FluGen is just finishing one clinical trial of its universal influenza vaccine and the Madison company already is padding its finances to help pay for another one.
FluGen has received $5.6 million in debt financing from a total of 36 investors, according to documents filed with federal regulators.
The money will go toward manufacturing more vaccine to start a study next summer, CEO Paul Radspinner said.
“We’re, obviously, very interested in how that’s going to pan out,” Radspinner said.
The phase 2 test of FluGen’s M2SR vaccine, also known as RedeeFlu, is called a challenge study because it was an intentional mismatch of vaccine to virus. RedeeFlu was devised from a flu strain used in vaccines provided during the 2008-2010 influenza seasons. Subjects were then exposed to a flu virus linked to outbreaks in 2015.
“Only three places on Earth have approval for that kind of challenge study,” Radspinner said. The others are London and Los Angeles.
“If we show any kind of efficacy, it would be the first time, to our knowledge, that anybody’s been able to show that kind of effect,” he said.
Radspinner said details of the next trial won’t be determined until results of the most recent test are analyzed.

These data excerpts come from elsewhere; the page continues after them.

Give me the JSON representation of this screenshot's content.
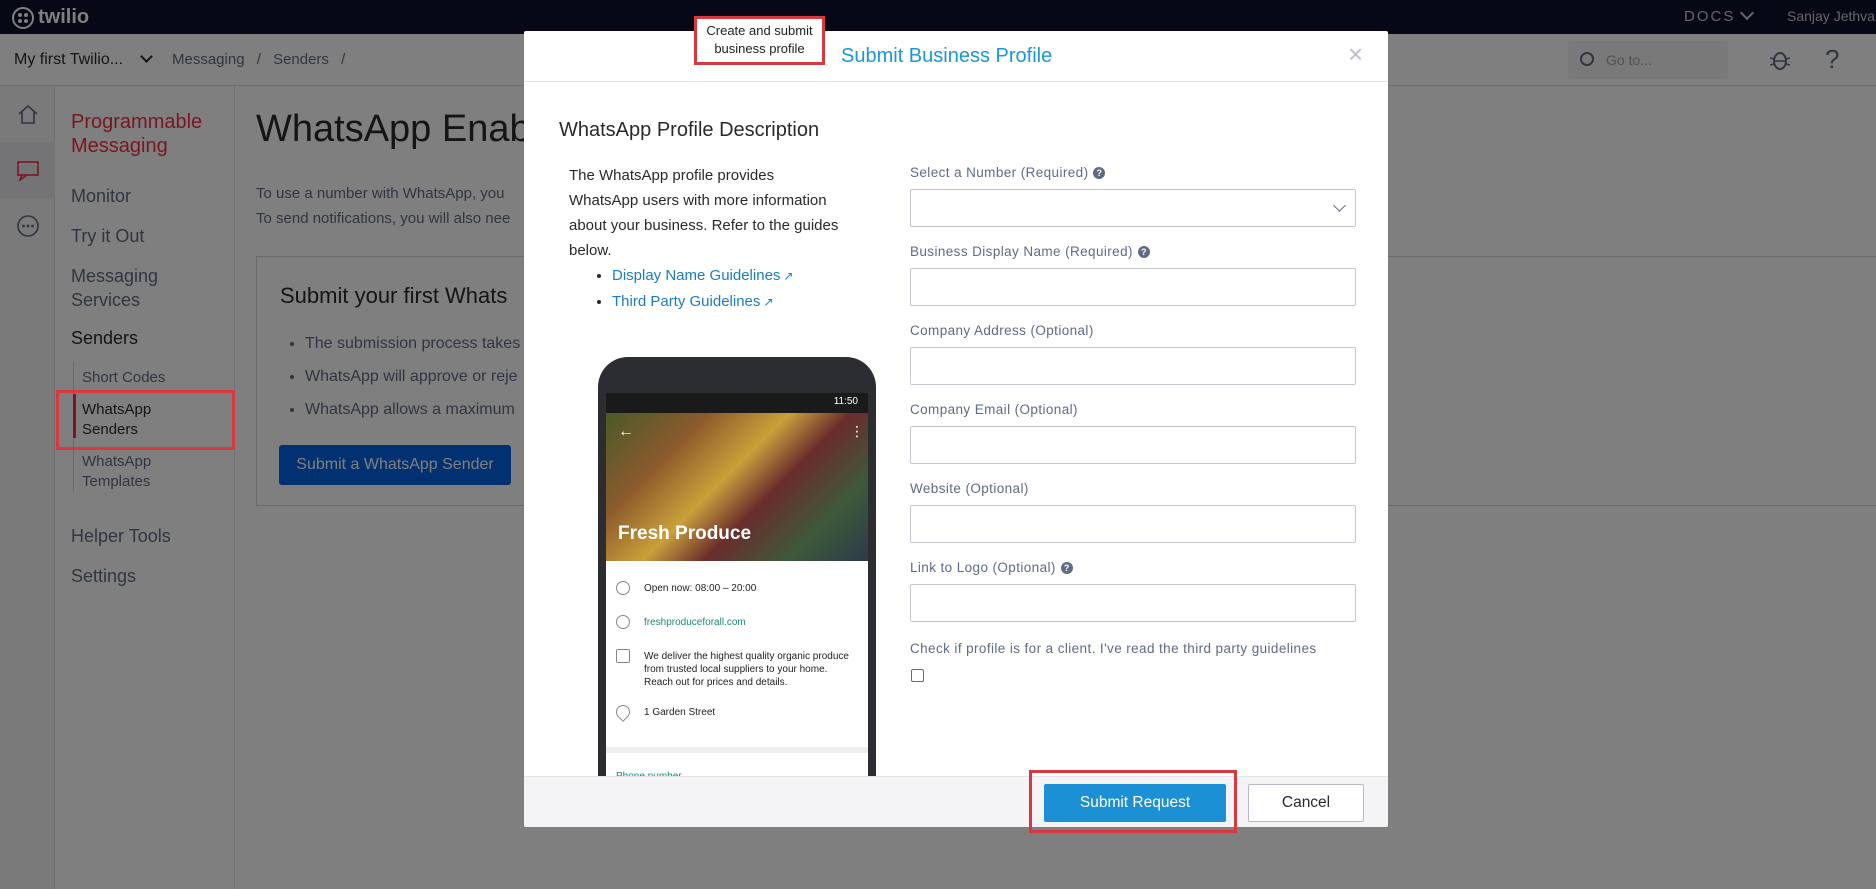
{
  "brand": {
    "logo_text": "twilio"
  },
  "topbar": {
    "docs_label": "DOCS",
    "user_name": "Sanjay Jethva"
  },
  "subbar": {
    "project": "My first Twilio...",
    "breadcrumb": [
      "Messaging",
      "/",
      "Senders",
      "/"
    ],
    "goto_placeholder": "Go to..."
  },
  "nav": {
    "title": "Programmable Messaging",
    "items": [
      {
        "label": "Monitor"
      },
      {
        "label": "Try it Out"
      },
      {
        "label": "Messaging Services"
      },
      {
        "label": "Senders"
      },
      {
        "label": "Helper Tools"
      },
      {
        "label": "Settings"
      }
    ],
    "sub_items": [
      {
        "label": "Short Codes"
      },
      {
        "label": "WhatsApp Senders",
        "active": true
      },
      {
        "label": "WhatsApp Templates"
      }
    ]
  },
  "main": {
    "title": "WhatsApp Enab",
    "intro_line1": "To use a number with WhatsApp, you",
    "intro_line2": "To send notifications, you will also nee",
    "card_title": "Submit your first Whats",
    "card_bullets": [
      "The submission process takes",
      "WhatsApp will approve or reje",
      "WhatsApp allows a maximum"
    ],
    "card_button": "Submit a WhatsApp Sender"
  },
  "modal": {
    "title": "Submit Business Profile",
    "close_icon": "×",
    "section_title": "WhatsApp Profile Description",
    "description": "The WhatsApp profile provides WhatsApp users with more information about your business. Refer to the guides below.",
    "guides": [
      {
        "label": "Display Name Guidelines"
      },
      {
        "label": "Third Party Guidelines"
      }
    ],
    "phone": {
      "time": "11:50",
      "hero_title": "Fresh Produce",
      "hours": "Open now: 08:00 – 20:00",
      "website": "freshproduceforall.com",
      "about": "We deliver the highest quality organic produce from trusted local suppliers to your home. Reach out for prices and details.",
      "address": "1 Garden Street",
      "phone_label": "Phone number"
    },
    "form": {
      "number_label": "Select a Number (Required)",
      "number_value": "",
      "display_name_label": "Business Display Name (Required)",
      "display_name_value": "",
      "address_label": "Company Address (Optional)",
      "address_value": "",
      "email_label": "Company Email (Optional)",
      "email_value": "",
      "website_label": "Website (Optional)",
      "website_value": "",
      "logo_label": "Link to Logo (Optional)",
      "logo_value": "",
      "client_label": "Check if profile is for a client. I've read the third party guidelines",
      "client_checked": false
    },
    "submit_label": "Submit Request",
    "cancel_label": "Cancel"
  },
  "annotation": {
    "callout_text": "Create and submit business profile"
  },
  "colors": {
    "accent_red": "#f22f46",
    "link_blue": "#1b7dc4",
    "submit_blue": "#1b90d5",
    "topbar_navy": "#0d122b"
  }
}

The premise behind FluGen’s universal vaccine is that a person who contracts flu one season will have “dramatically” reduced odds of getting the illness the following year, Radspinner said.
“How do you re-create the immune reaction to the flu without making people sick? We remove a gene from the flu virus. … It allows the virus to go in and trick the body into believing it’s being infected” and the immune system is triggered to provide protection, he said.
A report earlier this month in the journal Science said researchers at the Scripps Institute in San Diego have been able to create a different type of universal flu vaccine.
Theirs is based on antibodies made by llamas.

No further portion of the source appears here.